So, will Pedro Sánchez's government finally fall? The circumstances are dire, but they can create illusions for those who act swiftly. Although it seems the ground is crumbling beneath his feet, Sánchez is a born survivor, and fear of the far right remains a driving force for votes. What is undeniable is that the Spanish government is weaker than ever, more dependent than ever on the votes of Catalan and Basque nationalists—among others—and that this dependence may no longer be merely tactical: some voices on the Spanish left are beginning to understand that there is no middle ground between the authoritarian right and the plurinational left. Iván Redondo has written that "amnesty, if it becomes a plurinational driving force, is the only instrument that could stop the authoritarian element in Spain that seeks to capture our democracy." Words words, Yes, but it's also a symptom. Some sectors of the Spanish left may have understood that it's time to take risks that years ago seemed unthinkable. Perhaps we're not yet ready for self-determination, nor for confederation, ultimate goals that the pro-independence movement shouldn't abandon. A constitutional reform isn't even advisable with the current balance of power in Congress. But we can take a leap forward in the national recognition of Catalonia and confront traditional taboos, such as its international presence (sports teams), its own tax system, or the preeminence of the Catalan language through an organic law that defuses the periodic attacks from the judiciary. If all this is done properly, it will be irreversible, even for a future PP government, and we'll be a few steps closer to the finish line.
In this context, Míriam Nogueras has called on the 14 pro-independence members of parliament (those from Junts and ERC) to close ranks and pressure Sánchez in the right direction. The Republicans' response has been cold and full of reproaches. It should come as no surprise that Rufián reminds the Junts members of their tactical missteps: they began by delegitimizing the negotiation process, then claimed they were the only ones who knew how to negotiate, and finally decided to break with the PSOE; a few weeks later, they are asking to renegotiate, but in a coordinated manner. Too much posturing. But Junts could also compile its list of grievances, and this crossfire is already tiring voters, and besides, it serves no purpose. Shouldn't they really be taking advantage of such an undeniably favorable opportunity? Never before have two parties as weakened as the current Junts and ERC been in a position to set the agenda for the Sánchez government... and, incidentally, for the Isla government, which is observing the situation with justified concern.
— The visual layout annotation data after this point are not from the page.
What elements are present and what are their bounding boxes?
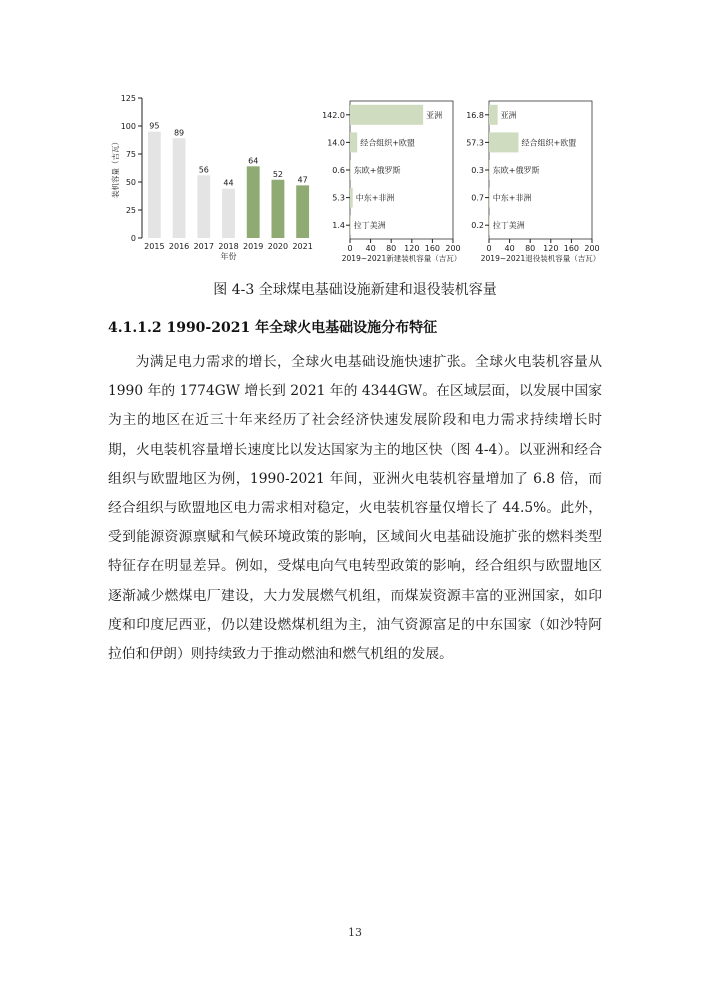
bar — [350, 105, 423, 125]
x-tick-label: 80 — [386, 244, 397, 253]
new-capacity-bar-chart — [322, 101, 461, 263]
x-axis-label: 年份 — [220, 252, 237, 261]
annual-capacity-bar-chart — [110, 94, 313, 261]
x-tick-label: 40 — [365, 244, 376, 253]
bar-value-label: 57.3 — [466, 138, 484, 148]
y-tick-label: 125 — [120, 94, 136, 103]
bar — [173, 138, 186, 238]
bar — [148, 132, 161, 238]
bar-value-label: 64 — [248, 156, 259, 166]
x-tick-label: 80 — [525, 244, 536, 253]
bar-value-label: 52 — [272, 169, 284, 179]
bar-value-label: 16.8 — [466, 110, 484, 120]
bar-value-label: 44 — [223, 178, 234, 188]
bar-value-label: 0.6 — [332, 166, 345, 175]
bar-value-label: 0.7 — [471, 193, 484, 203]
x-tick-label: 2016 — [168, 242, 190, 251]
bar-value-label: 0.3 — [471, 166, 484, 175]
bar-value-label: 47 — [297, 175, 308, 185]
page-number: 13 — [348, 926, 362, 939]
bar — [350, 160, 351, 180]
x-tick-label: 40 — [504, 244, 515, 253]
x-tick-label: 200 — [584, 244, 600, 253]
category-label: 中东+非洲 — [355, 193, 395, 203]
category-label: 拉丁美洲 — [492, 221, 525, 231]
figure-4-3 — [0, 0, 710, 275]
bar — [489, 188, 490, 208]
bar — [489, 215, 490, 235]
bar-value-label: 142.0 — [322, 110, 345, 120]
x-tick-label: 120 — [543, 244, 559, 253]
section-heading: 4.1.1.2 1990-2021 年全球火电基础设施分布特征 — [108, 320, 438, 336]
x-tick-label: 2017 — [193, 242, 214, 251]
bar — [350, 188, 353, 208]
bar-value-label: 95 — [149, 121, 160, 131]
paragraph: 为满足电力需求的增长，全球火电基础设施快速扩张。全球火电装机容量从1990 年的 1774GW 增长到 2021 年的 4344GW。在区域层面，以发展中国家为主的地区在近三十年来经历了社会经济快速发展阶段和电力需求持续增长时期，火电装机容量增长速度比以发达国家为主的地区快（图 4-4）。以亚洲和经合组织与欧盟地区为例，1990-2021 年间，亚洲火电装机容量增加了 6.8 倍，而经合组织与欧盟地区电力需求相对稳定，火电装机容量仅增长了 44.5%。此外，受到能源资源禀赋和气候环境政策的影响，区域间火电基础设施扩张的燃料类型特征存在明显差异。例如，受煤电向气电转型政策的影响，经合组织与欧盟地区逐渐减少燃煤电厂建设，大力发展燃气机组，而煤炭资源丰富的亚洲国家，如印度和印度尼西亚，仍以建设燃煤机组为主，油气资源富足的中东国家（如沙特阿拉伯和伊朗）则持续致力于推动燃油和燃气机组的发展。 — [108, 354, 602, 663]
bar-value-label: 5.3 — [332, 193, 345, 203]
category-label: 中东+非洲 — [492, 193, 532, 203]
category-label: 东欧+俄罗斯 — [353, 166, 401, 175]
y-tick-label: 100 — [120, 122, 136, 131]
bar — [296, 185, 309, 238]
x-tick-label: 160 — [424, 244, 441, 253]
bar-value-label: 56 — [198, 165, 209, 175]
category-label: 亚洲 — [426, 110, 443, 120]
bar — [489, 105, 498, 125]
bar — [247, 166, 260, 238]
bar — [222, 189, 235, 238]
bar — [489, 132, 519, 152]
bar-value-label: 89 — [173, 128, 185, 138]
y-tick-label: 75 — [125, 150, 136, 159]
y-axis-label: 装机容量（吉瓦） — [111, 138, 120, 198]
bar — [272, 180, 285, 238]
bar — [197, 175, 210, 238]
x-tick-label: 0 — [486, 244, 492, 253]
figure-caption: 图 4-3 全球煤电基础设施新建和退役装机容量 — [213, 282, 497, 298]
bar — [489, 160, 490, 180]
x-tick-label: 2018 — [218, 242, 239, 251]
x-tick-label: 0 — [347, 244, 353, 253]
category-label: 拉丁美洲 — [353, 221, 386, 231]
category-label: 经合组织+欧盟 — [360, 138, 415, 148]
x-axis-label: 2019~2021新建装机容量（吉瓦） — [341, 254, 462, 263]
y-tick-label: 0 — [130, 234, 136, 243]
x-tick-label: 2019 — [243, 242, 264, 251]
category-label: 东欧+俄罗斯 — [492, 166, 540, 175]
retired-capacity-bar-chart — [466, 101, 600, 263]
x-tick-label: 120 — [404, 244, 420, 253]
bar — [350, 132, 357, 152]
bar — [350, 215, 351, 235]
category-label: 经合组织+欧盟 — [521, 138, 577, 148]
x-tick-label: 2020 — [267, 242, 289, 251]
bar-value-label: 14.0 — [327, 138, 345, 148]
x-tick-label: 2015 — [144, 242, 165, 251]
x-axis-label: 2019~2021退役装机容量（吉瓦） — [480, 254, 601, 263]
category-label: 亚洲 — [500, 110, 517, 120]
y-tick-label: 50 — [125, 178, 136, 187]
x-tick-label: 2021 — [292, 242, 313, 251]
bar-value-label: 0.2 — [471, 221, 484, 231]
x-tick-label: 160 — [563, 244, 580, 253]
body-text — [108, 348, 602, 669]
x-tick-label: 200 — [445, 244, 461, 253]
y-tick-label: 25 — [125, 206, 136, 215]
bar-value-label: 1.4 — [332, 221, 345, 231]
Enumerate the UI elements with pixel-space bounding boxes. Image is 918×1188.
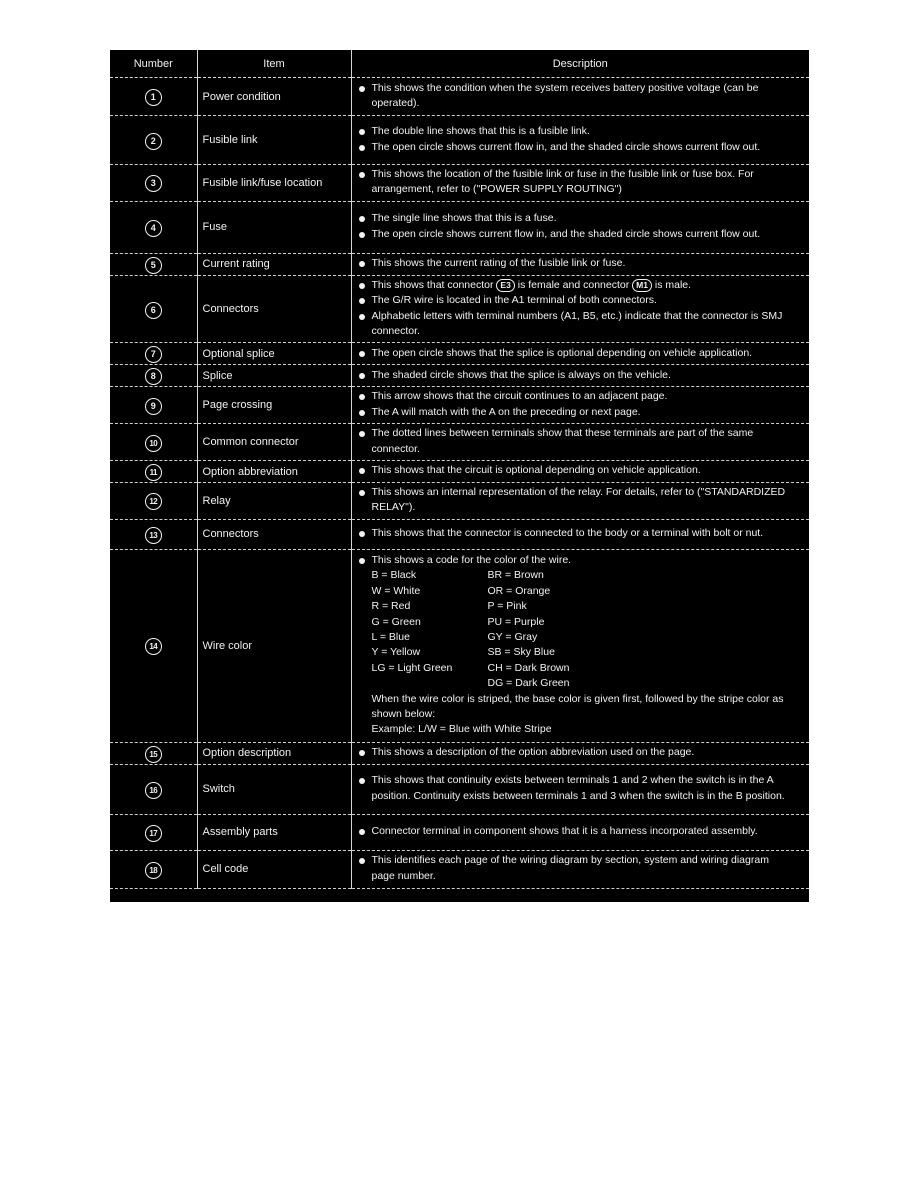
description-text: This shows a code for the color of the wire. (371, 553, 572, 566)
color-code-right: DG = Dark Green (487, 677, 570, 690)
color-code-right: PU = Purple (487, 615, 545, 628)
legend-row (110, 365, 809, 387)
description-line (358, 368, 796, 383)
color-code-pair (372, 584, 796, 599)
header-number: Number (110, 50, 197, 78)
description-text: This shows that the circuit is optional depending on vehicle application. (371, 464, 701, 477)
color-code-pair (372, 676, 796, 691)
description-line (358, 745, 796, 760)
legend-row (110, 253, 809, 275)
description-text: This shows an internal representation of the relay. For details, refer to ("STANDARDIZED RELAY"). (371, 486, 786, 514)
legend-item: Page crossing (197, 387, 351, 424)
description-line (358, 346, 796, 361)
description-line (358, 526, 796, 541)
legend-table (110, 50, 809, 889)
legend-number-cell (110, 814, 197, 850)
color-code-left: G = Green (371, 615, 421, 628)
legend-description (351, 742, 809, 764)
color-code-left: W = White (371, 584, 421, 597)
legend-row (110, 78, 809, 116)
legend-item: Option description (197, 742, 351, 764)
bullet-icon (359, 829, 365, 835)
description-line (358, 426, 796, 457)
number-badge: 13 (145, 527, 162, 544)
bullet-icon (359, 261, 365, 267)
legend-number-cell (110, 275, 197, 343)
description-text: This shows that the connector is connected to the body or a terminal with bolt or nut. (371, 527, 764, 540)
legend-item: Power condition (197, 78, 351, 116)
bullet-icon (359, 351, 365, 357)
legend-row (110, 742, 809, 764)
description-text: is female and connector (517, 278, 630, 291)
legend-description (351, 275, 809, 343)
bullet-icon (359, 129, 365, 135)
legend-item: Switch (197, 764, 351, 814)
connector-e3-icon: E3 (496, 279, 514, 292)
bullet-icon (359, 394, 365, 400)
legend-description (351, 78, 809, 116)
legend-item: Assembly parts (197, 814, 351, 850)
description-text: Alphabetic letters with terminal numbers (A1, B5, etc.) indicate that the connector is SMJ connector. (371, 309, 783, 338)
bullet-icon (359, 86, 365, 92)
number-badge: 1 (145, 89, 162, 106)
description-text: The G/R wire is located in the A1 terminal of both connectors. (371, 294, 657, 307)
striped-wire-note: Example: L/W = Blue with White Stripe (371, 723, 552, 736)
legend-row (110, 165, 809, 202)
legend-row (110, 343, 809, 365)
legend-number-cell (110, 549, 197, 742)
description-text: This shows the location of the fusible link or fuse in the fusible link or fuse box. For arrangement, refer to ("POWER SUPPLY ROUTING") (371, 168, 754, 196)
description-line (358, 405, 796, 420)
bullet-icon (359, 490, 365, 496)
bullet-icon (359, 145, 365, 151)
legend-description (351, 814, 809, 850)
legend-item: Fusible link (197, 116, 351, 165)
legend-number-cell (110, 165, 197, 202)
color-code-left: L = Blue (371, 630, 410, 643)
bullet-icon (359, 216, 365, 222)
number-badge: 4 (145, 220, 162, 237)
description-line (358, 167, 796, 198)
description-line (358, 773, 796, 804)
legend-description (351, 461, 809, 483)
legend-description (351, 253, 809, 275)
color-code-left: B = Black (371, 569, 417, 582)
number-badge: 8 (145, 368, 162, 385)
legend-item: Fuse (197, 201, 351, 253)
legend-description (351, 387, 809, 424)
description-text: The double line shows that this is a fusible link. (371, 125, 590, 138)
bullet-icon (359, 750, 365, 756)
legend-item: Connectors (197, 275, 351, 343)
legend-description (351, 483, 809, 520)
color-code-pair (372, 599, 796, 614)
bullet-icon (359, 558, 365, 564)
legend-number-cell (110, 461, 197, 483)
number-badge: 14 (145, 638, 162, 655)
header-description: Description (351, 50, 809, 78)
description-text: Connector terminal in component shows that it is a harness incorporated assembly. (371, 825, 758, 838)
description-line (358, 278, 796, 293)
bullet-icon (359, 283, 365, 289)
description-text: The single line shows that this is a fuse. (371, 212, 557, 225)
legend-panel (110, 50, 809, 902)
description-text: This shows the current rating of the fusible link or fuse. (371, 257, 626, 270)
bullet-icon (359, 232, 365, 238)
number-badge: 7 (145, 346, 162, 363)
color-code-pair (372, 645, 796, 660)
legend-number-cell (110, 201, 197, 253)
legend-number-cell (110, 387, 197, 424)
legend-description (351, 549, 809, 742)
description-line (358, 140, 796, 155)
legend-row (110, 116, 809, 165)
bullet-icon (359, 373, 365, 379)
connector-m1-icon: M1 (632, 279, 652, 292)
number-badge: 5 (145, 257, 162, 274)
description-line (358, 389, 796, 404)
description-line (358, 81, 796, 112)
bullet-icon (359, 410, 365, 416)
number-badge: 2 (145, 133, 162, 150)
number-badge: 12 (145, 493, 162, 510)
legend-number-cell (110, 365, 197, 387)
striped-wire-note: When the wire color is striped, the base color is given first, followed by the stripe color as shown below: (371, 692, 784, 720)
color-code-right: SB = Sky Blue (487, 646, 555, 659)
bullet-icon (359, 314, 365, 320)
legend-description (351, 201, 809, 253)
color-code-right: CH = Dark Brown (487, 661, 570, 674)
description-line (358, 211, 796, 226)
legend-number-cell (110, 850, 197, 888)
legend-description (351, 519, 809, 549)
description-text: This shows the condition when the system receives battery positive voltage (can be operated). (371, 81, 759, 109)
description-line (358, 853, 796, 884)
legend-item: Common connector (197, 424, 351, 461)
legend-row (110, 519, 809, 549)
description-line (358, 309, 796, 340)
description-text: This shows that continuity exists between terminals 1 and 2 when the switch is in the A position. Continuity exists between terminals 1 and 3 when the switch is in the B position. (371, 774, 785, 802)
wire-color-codes (372, 568, 796, 691)
number-badge: 15 (145, 746, 162, 763)
description-text: The open circle shows current flow in, and the shaded circle shows current flow out. (371, 227, 761, 240)
legend-description (351, 365, 809, 387)
header-row (110, 50, 809, 78)
legend-item: Option abbreviation (197, 461, 351, 483)
description-text: The open circle shows that the splice is optional depending on vehicle application. (371, 346, 753, 359)
color-code-pair (372, 661, 796, 676)
description-line (358, 227, 796, 242)
color-code-pair (372, 615, 796, 630)
color-code-pair (372, 568, 796, 583)
bullet-icon (359, 468, 365, 474)
legend-row (110, 850, 809, 888)
description-text: This shows that connector (371, 278, 494, 291)
description-text: This arrow shows that the circuit continues to an adjacent page. (371, 390, 668, 403)
description-text: The shaded circle shows that the splice is always on the vehicle. (371, 368, 671, 381)
legend-row (110, 461, 809, 483)
description-line (358, 124, 796, 139)
legend-row (110, 275, 809, 343)
number-badge: 18 (145, 862, 162, 879)
description-text: The A will match with the A on the preceding or next page. (371, 405, 641, 418)
description-text: is male. (654, 278, 692, 291)
color-code-right: GY = Gray (487, 630, 538, 643)
description-text: This identifies each page of the wiring diagram by section, system and wiring diagram page number. (371, 854, 769, 882)
legend-row (110, 483, 809, 520)
color-code-right: BR = Brown (487, 569, 544, 582)
color-code-right: OR = Orange (487, 584, 551, 597)
legend-row (110, 201, 809, 253)
legend-description (351, 424, 809, 461)
description-text: The open circle shows current flow in, and the shaded circle shows current flow out. (371, 140, 761, 153)
legend-row (110, 387, 809, 424)
number-badge: 16 (145, 782, 162, 799)
description-line (358, 293, 796, 308)
legend-number-cell (110, 424, 197, 461)
bullet-icon (359, 431, 365, 437)
number-badge: 10 (145, 435, 162, 452)
legend-item: Relay (197, 483, 351, 520)
legend-item: Fusible link/fuse location (197, 165, 351, 202)
color-code-pair (372, 630, 796, 645)
description-text: The dotted lines between terminals show that these terminals are part of the same connector. (371, 427, 754, 455)
number-badge: 3 (145, 175, 162, 192)
legend-description (351, 165, 809, 202)
legend-description (351, 116, 809, 165)
bullet-icon (359, 531, 365, 537)
legend-item: Splice (197, 365, 351, 387)
legend-row (110, 424, 809, 461)
bullet-icon (359, 172, 365, 178)
color-code-left: R = Red (371, 600, 411, 613)
legend-number-cell (110, 78, 197, 116)
legend-item: Current rating (197, 253, 351, 275)
legend-description (351, 850, 809, 888)
description-text: This shows a description of the option abbreviation used on the page. (371, 746, 695, 759)
legend-item: Connectors (197, 519, 351, 549)
legend-number-cell (110, 483, 197, 520)
legend-number-cell (110, 116, 197, 165)
number-badge: 9 (145, 398, 162, 415)
description-line (358, 553, 796, 568)
description-line (358, 485, 796, 516)
legend-row (110, 764, 809, 814)
color-code-left: LG = Light Green (371, 661, 453, 674)
legend-item: Cell code (197, 850, 351, 888)
bullet-icon (359, 778, 365, 784)
legend-number-cell (110, 519, 197, 549)
number-badge: 11 (145, 464, 162, 481)
color-code-right: P = Pink (487, 600, 527, 613)
legend-row (110, 549, 809, 742)
legend-row (110, 814, 809, 850)
legend-number-cell (110, 343, 197, 365)
description-line (358, 256, 796, 271)
number-badge: 6 (145, 302, 162, 319)
legend-number-cell (110, 253, 197, 275)
legend-number-cell (110, 764, 197, 814)
number-badge: 17 (145, 825, 162, 842)
header-item: Item (197, 50, 351, 78)
legend-item: Optional splice (197, 343, 351, 365)
color-code-left (372, 676, 488, 691)
bullet-icon (359, 858, 365, 864)
legend-description (351, 764, 809, 814)
legend-number-cell (110, 742, 197, 764)
legend-description (351, 343, 809, 365)
legend-item: Wire color (197, 549, 351, 742)
color-code-left: Y = Yellow (371, 646, 421, 659)
bullet-icon (359, 298, 365, 304)
description-line (358, 824, 796, 839)
description-line (358, 463, 796, 478)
Catalans are sometimes accused of being an apolitical people, of being incapable of understanding the true essence of power. At least in 2017, we confused our capacity for coercion with important but not as effective assets such as suffrage, the capacity for popular mobilization, or the universal rationale of the right to self-determination. We think that power is a fickle and atmospheric substance, the embodiment of a mood, but no: the can as a noun, which in my Catalan is said by pronouncing the final 'r', is equivalent to can as a verb, with a silent 'r'. To exercise power is equivalent to to be able to do Let things happen. And today, in 2025, with fewer votes and less mobilization than in 2017, Catalan separatism can have more power than ever, because without its votes in Madrid, Pedro Sánchez's government is doomed and acting desperately. If Junts and ERC (both, or one of them) fail to grasp the exceptional opportunity before them, their mistake will join the ranks of the great missed opportunities in our unfortunate history as a political project.